House executive producer Katie Jacobs has signed on to direct an adaptation of Kevin Michael Connolly’s memoir Double Take for Michael London’s Groundswell Productions. Per Deadline, Groundswell is currently shopping the project to potential writers. Connolly is a photographer and former champion skier and skateboarder who has had his work exhibited at the Smithsonian. Making these accomplishments all the more impressive is the fact that he was born without legs. In addition to Double Take, Jacobs is also attached to direct an adaptation of Sheila Weller’s 2008 singer-songwriter novel Girls Like Us which is being adapted by John Sayles (Lone Star).
For more on the project, hit the jump to check out a synopsis for Connolly’s memoir.

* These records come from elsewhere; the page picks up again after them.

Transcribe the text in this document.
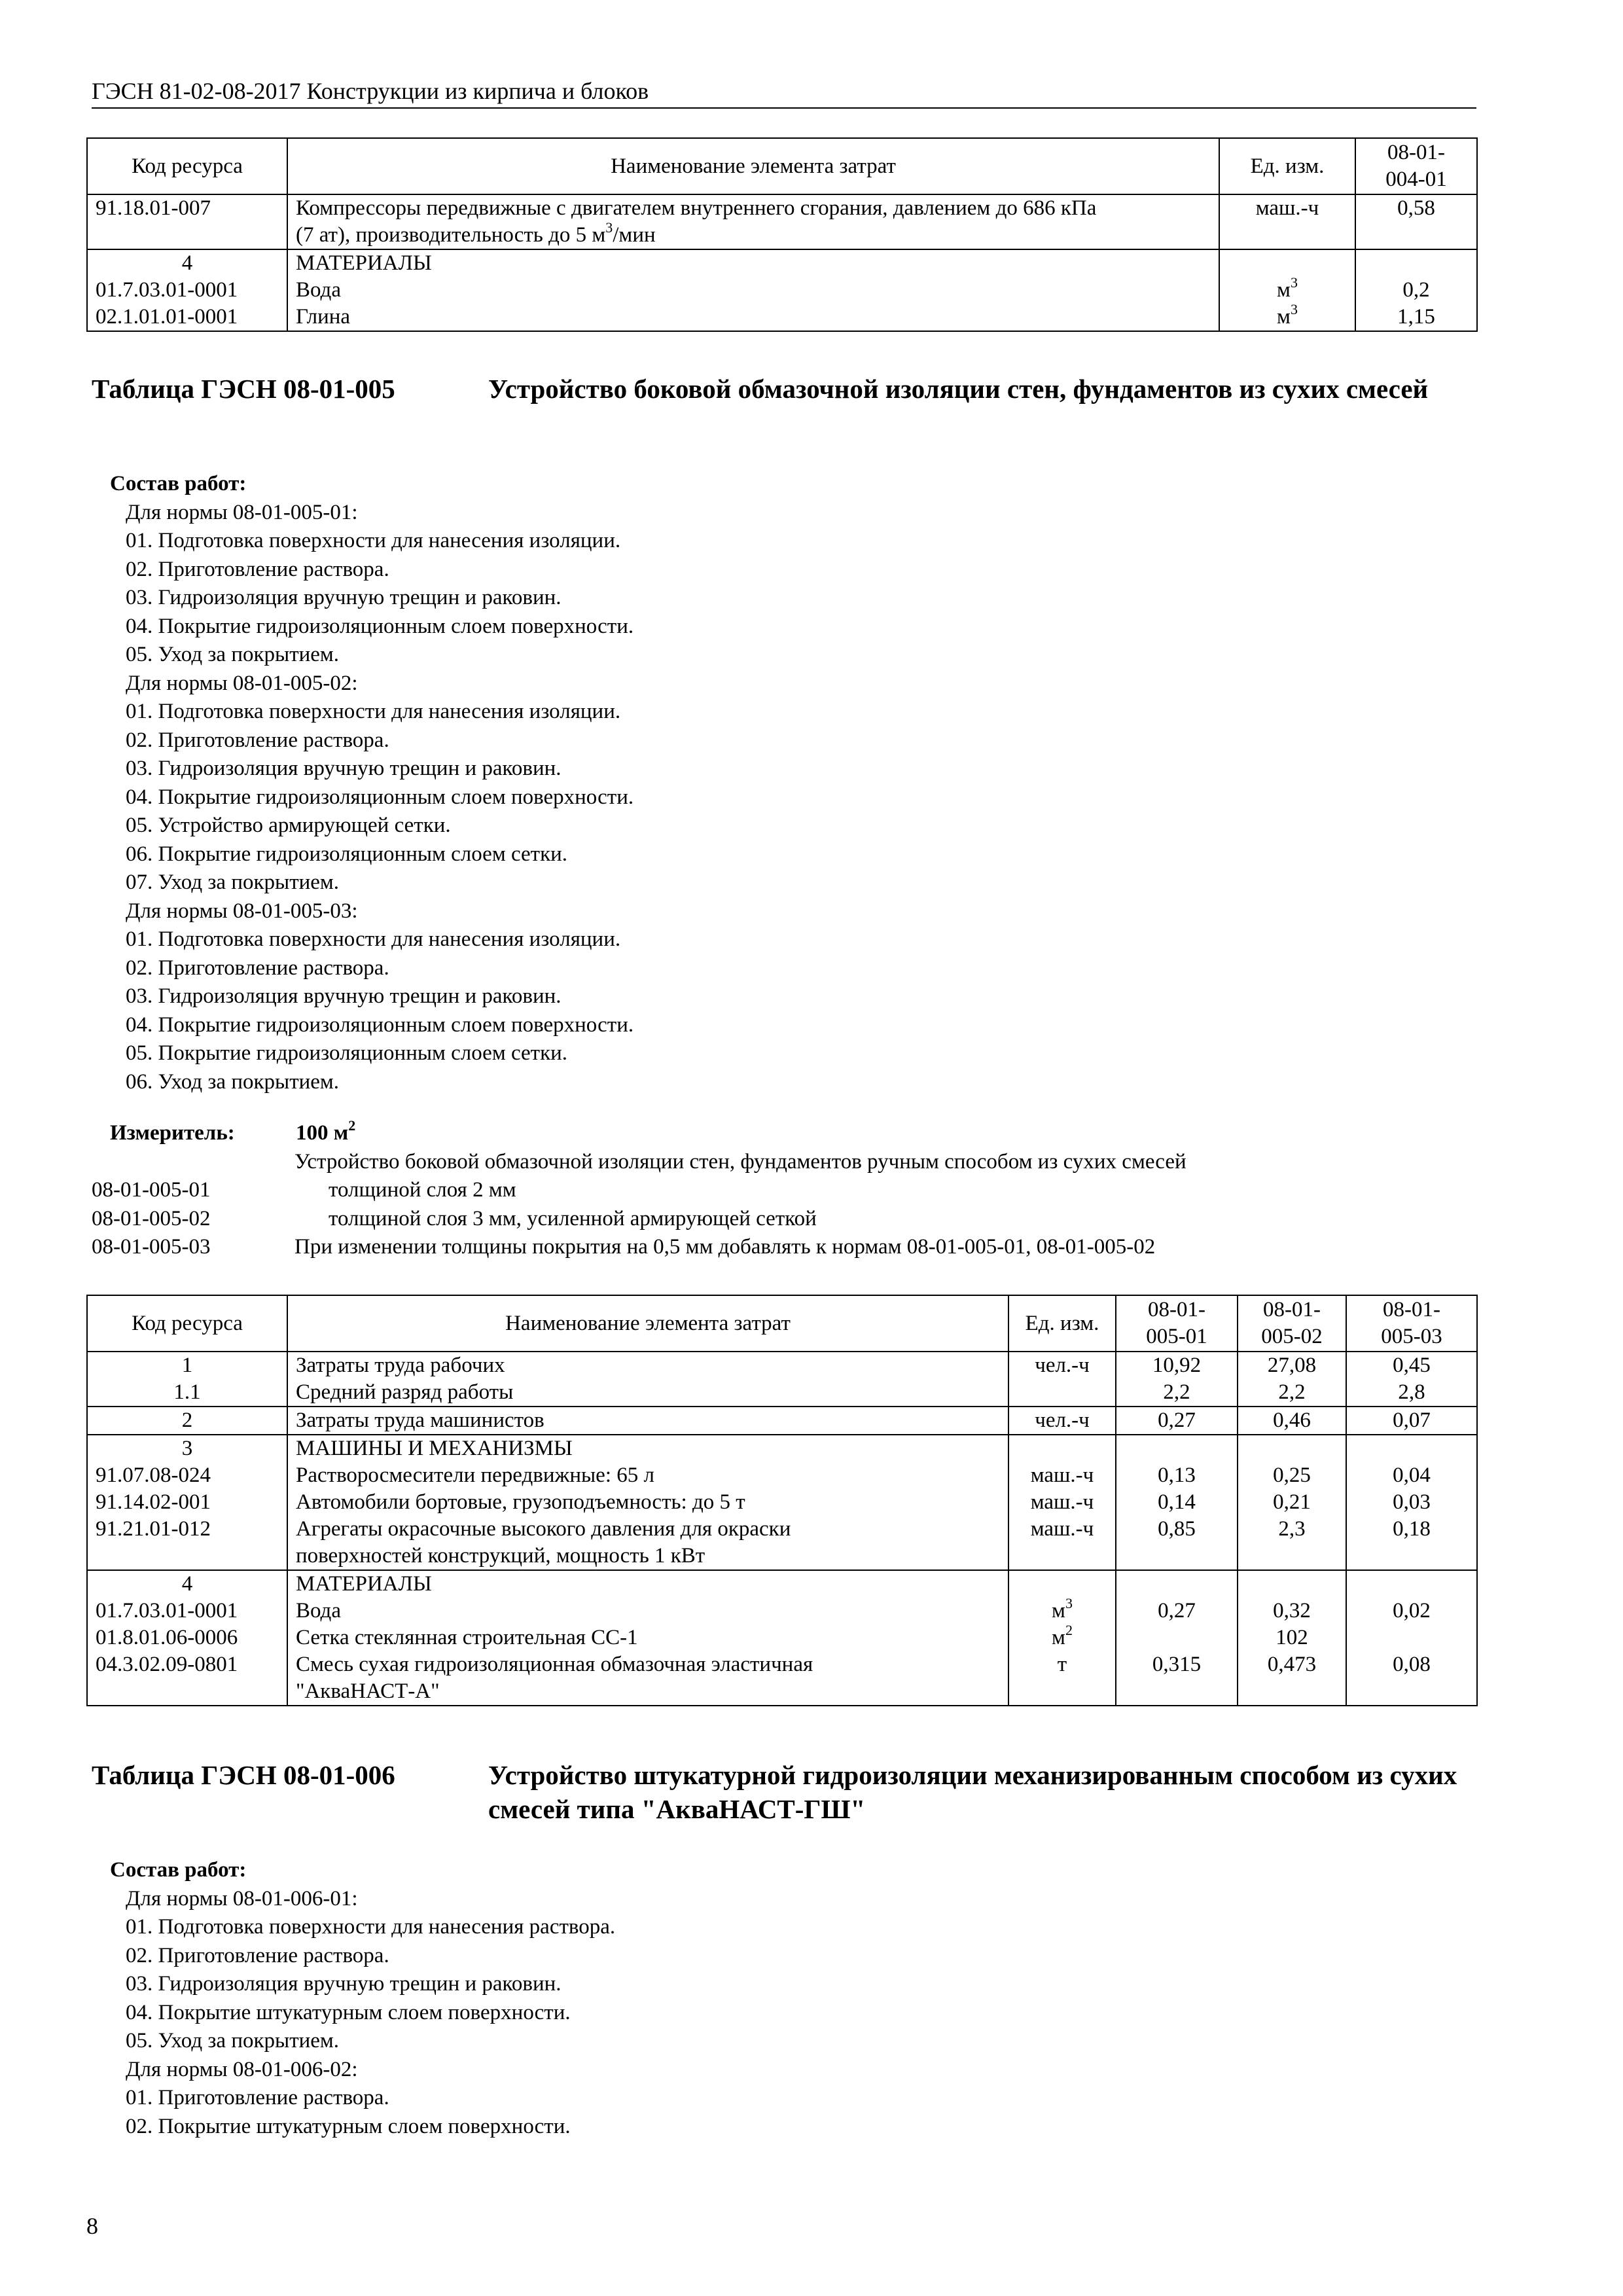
ГЭСН 81-02-08-2017 Конструкции из кирпича и блоков
Код ресурса	Наименование элемента затрат	Ед. изм.	08-01-
004-01
91.18.01-007	Компрессоры передвижные с двигателем внутреннего сгорания, давлением до 686 кПа
(7 ат), производительность до 5 $м^3$/мин	маш.-ч	0,58
4	МАТЕРИАЛЫ		
01.7.03.01-0001	Вода	$м^3$	0,2
02.1.01.01-0001	Глина	$м^3$	1,15
Таблица ГЭСН 08-01-005	Устройство боковой обмазочной изоляции стен, фундаментов из сухих смесей
Состав работ:
Для нормы 08-01-005-01:
01. Подготовка поверхности для нанесения изоляции.
02. Приготовление раствора.
03. Гидроизоляция вручную трещин и раковин.
04. Покрытие гидроизоляционным слоем поверхности.
05. Уход за покрытием.
Для нормы 08-01-005-02:
01. Подготовка поверхности для нанесения изоляции.
02. Приготовление раствора.
03. Гидроизоляция вручную трещин и раковин.
04. Покрытие гидроизоляционным слоем поверхности.
05. Устройство армирующей сетки.
06. Покрытие гидроизоляционным слоем сетки.
07. Уход за покрытием.
Для нормы 08-01-005-03:
01. Подготовка поверхности для нанесения изоляции.
02. Приготовление раствора.
03. Гидроизоляция вручную трещин и раковин.
04. Покрытие гидроизоляционным слоем поверхности.
05. Покрытие гидроизоляционным слоем сетки.
06. Уход за покрытием.
Измеритель:	100 $м^2$
Устройство боковой обмазочной изоляции стен, фундаментов ручным способом из сухих смесей
08-01-005-01	толщиной слоя 2 мм
08-01-005-02	толщиной слоя 3 мм, усиленной армирующей сеткой
08-01-005-03	При изменении толщины покрытия на 0,5 мм добавлять к нормам 08-01-005-01, 08-01-005-02
Код ресурса	Наименование элемента затрат	Ед. изм.	08-01-
005-01	08-01-
005-02	08-01-
005-03
1	Затраты труда рабочих	чел.-ч	10,92	27,08	0,45
1.1	Средний разряд работы		2,2	2,2	2,8
2	Затраты труда машинистов	чел.-ч	0,27	0,46	0,07
3	МАШИНЫ И МЕХАНИЗМЫ				
91.07.08-024	Растворосмесители передвижные: 65 л	маш.-ч	0,13	0,25	0,04
91.14.02-001	Автомобили бортовые, грузоподъемность: до 5 т	маш.-ч	0,14	0,21	0,03
91.21.01-012	Агрегаты окрасочные высокого давления для окраски
поверхностей конструкций, мощность 1 кВт	маш.-ч	0,85	2,3	0,18
4	МАТЕРИАЛЫ				
01.7.03.01-0001	Вода	$м^3$	0,27	0,32	0,02
01.8.01.06-0006	Сетка стеклянная строительная СС-1	$м^2$		102	
04.3.02.09-0801	Смесь сухая гидроизоляционная обмазочная эластичная
"АкваНАСТ-А"	т	0,315	0,473	0,08
Таблица ГЭСН 08-01-006	Устройство штукатурной гидроизоляции механизированным способом из сухих смесей типа "АкваНАСТ-ГШ"
Состав работ:
Для нормы 08-01-006-01:
01. Подготовка поверхности для нанесения раствора.
02. Приготовление раствора.
03. Гидроизоляция вручную трещин и раковин.
04. Покрытие штукатурным слоем поверхности.
05. Уход за покрытием.
Для нормы 08-01-006-02:
01. Приготовление раствора.
02. Покрытие штукатурным слоем поверхности.
8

Here’s a synopsis/brief review for Double Take: A Memoir [from Amazon]:
Photographer, champion skier and skateboarder Connolly has been stared at his entire 23-year life. Not because he’s handsome, talented and athletic (all true), but because he has no legs. He was born without them, but born into a family that he describes as loving, loyal and matter-of-fact. Connolly writes that his father and grandfather—inspired by several seasons of MacGyver—engineered numerous devices to help the growing boy manage everyday tasks, from using light switches to pitching in on chores, and he was well prepared for his first day of school because his mother led countless What would you do if…? conversations.
Connolly appears to be an intelligent, fairly unflappable adult with a healthy sense of humility and humor. He’s a good storyteller, too, whether describing his first high school wrestling match, the path from novice to champion skier or what it’s like to travel around the world on a skateboard. Connolly also shares his memories of an important, defining moment: when he decided to use photography to gaze back at the people who stared at him. Each photo was a miniature catharsis, he writes, adding, Finally, I was able to find my own use for that stare, and it felt good. His photos, 19 of which serve as chapter dividers, became part of The Rolling Exhibition, which was shown worldwide, including at the Smithsonian. The images are beautiful, revealing and stimulating—just like his narrative.